Energy Secretary Alfonso Cusi said last month that his office plans to auction about 2,000 megawatts (MW) of renewable-energy capacity under the proposed program. The tariff will be auctioned off among the renewable-energy developers, depending on the type of power that their respective projects are capable of delivering.  He added that a price ceiling will be implemented to achieve the lowest rate possible.

“We will put a [price] ceiling, then they compete, offer the lowest. [It is] not per technology, but per type of power, whether peaking or mid-merit,” Cusi said.

“We want to build 2,000 MW of RE in 10 years. DOE has already asked NREB [National Renewable Energy Board] to review the concept of giving an allocation to RE.  DOE will make a green energy tariff rate that will be auctioned among them. We will put a ceiling and then [they will] compete [in terms of who offers the lowest] rates. It’s not per technology, but rather per type of power, if peaking or mid-merit,”explained Cusi.

NREB is the advisory body tasked by the law to recommend policies, rules and standards to govern the implementation of the law, which granted fiscal and nonfiscal incentives to RE projects.

Earlier, Sen. Sherwin Gatchalian on Thursday urged the DOE and NREB to conduct more studies on the planned green energy tariff program.

“The DOE and NREB must conduct a careful study on the program, especially when it comes to the implementation of the green energy tariff rate, taking into consideration the declining costs of RE technologies.

“Will this new tariff require subsidy and if so, how much will the rate effect on consumers be? These are some of the things that the DOE needs to thoroughly study before they push through with the plan,” commented the senator who leads the Senate energy committee.

Further studies, he added, would ensure success and prevent any unnecessary pass on charges to consumers.
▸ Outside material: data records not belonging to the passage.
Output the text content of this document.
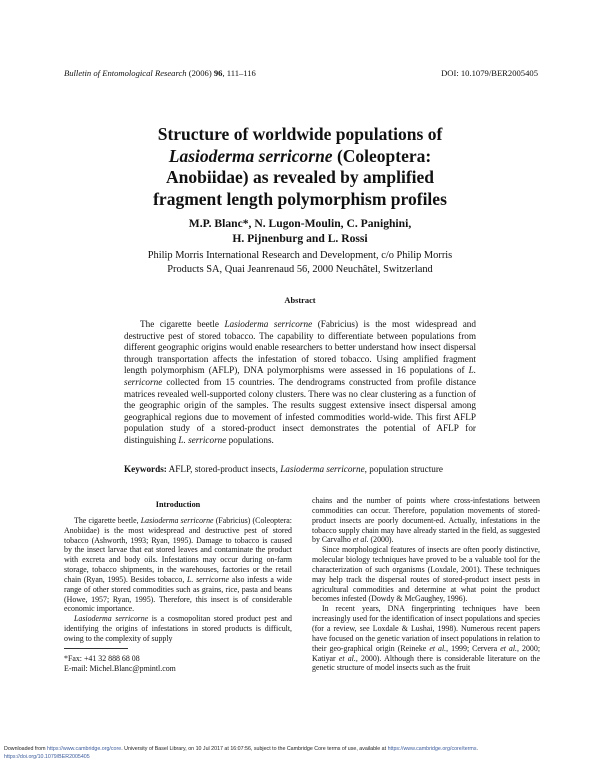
Bulletin of Entomological Research (2006) 96, 111–116	DOI: 10.1079/BER2005405
Structure of worldwide populations of
Lasioderma serricorne (Coleoptera:
Anobiidae) as revealed by amplified
fragment length polymorphism profiles
M.P. Blanc*, N. Lugon-Moulin, C. Panighini,
H. Pijnenburg and L. Rossi
Philip Morris International Research and Development, c/o Philip Morris
Products SA, Quai Jeanrenaud 56, 2000 Neuchâtel, Switzerland
Abstract

The cigarette beetle Lasioderma serricorne (Fabricius) is the most widespread and destructive pest of stored tobacco. The capability to differentiate between populations from different geographic origins would enable researchers to better understand how insect dispersal through transportation affects the infestation of stored tobacco. Using amplified fragment length polymorphism (AFLP), DNA polymorphisms were assessed in 16 populations of L. serricorne collected from 15 countries. The dendrograms constructed from profile distance matrices revealed well-supported colony clusters. There was no clear clustering as a function of the geographic origin of the samples. The results suggest extensive insect dispersal among geographical regions due to movement of infested commodities world-wide. This first AFLP population study of a stored-product insect demonstrates the potential of AFLP for distinguishing L. serricorne populations.

Keywords: AFLP, stored-product insects, Lasioderma serricorne, population structure
Introduction

The cigarette beetle, Lasioderma serricorne (Fabricius) (Coleoptera: Anobiidae) is the most widespread and destructive pest of stored tobacco (Ashworth, 1993; Ryan, 1995). Damage to tobacco is caused by the insect larvae that eat stored leaves and contaminate the product with excreta and body oils. Infestations may occur during on-farm storage, tobacco shipments, in the warehouses, factories or the retail chain (Ryan, 1995). Besides tobacco, L. serricorne also infests a wide range of other stored commodities such as grains, rice, pasta and beans (Howe, 1957; Ryan, 1995). Therefore, this insect is of considerable economic importance.

Lasioderma serricorne is a cosmopolitan stored product pest and identifying the origins of infestations in stored products is difficult, owing to the complexity of supply

chains and the number of points where cross-infestations between commodities can occur. Therefore, population movements of stored-product insects are poorly document-ed. Actually, infestations in the tobacco supply chain may have already started in the field, as suggested by Carvalho et al. (2000).

Since morphological features of insects are often poorly distinctive, molecular biology techniques have proved to be a valuable tool for the characterization of such organisms (Loxdale, 2001). These techniques may help track the dispersal routes of stored-product insect pests in agricultural commodities and determine at what point the product becomes infested (Dowdy & McGaughey, 1996).

In recent years, DNA fingerprinting techniques have been increasingly used for the identification of insect populations and species (for a review, see Loxdale & Lushai, 1998). Numerous recent papers have focused on the genetic variation of insect populations in relation to their geo-graphical origin (Reineke et al., 1999; Cervera et al., 2000; Katiyar et al., 2000). Although there is considerable literature on the genetic structure of model insects such as the fruit

*Fax: +41 32 888 68 08
E-mail: Michel.Blanc@pmintl.com
Downloaded from https://www.cambridge.org/core. University of Basel Library, on 10 Jul 2017 at 16:07:56, subject to the Cambridge Core terms of use, available at https://www.cambridge.org/core/terms.
https://doi.org/10.1079/BER2005405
The proposed RE capacity auction veers away from the FiT program, a system that provides guaranteed payments in the form of power rates given to RE developers for 20 years.

FiT is basically an incentive in the form of fixed rate per kilowatt-hour (kWh) for emerging power sources such as solar, wind, biomass and hydro. It was meant to encourage RE developers to invest at the initial stage and hasten deployment of RE.

However, the consumers are the ones who shoulder the FiT rate via a uniform charge per kWh. At present, 22 centavos per kWh is being collected from consumers.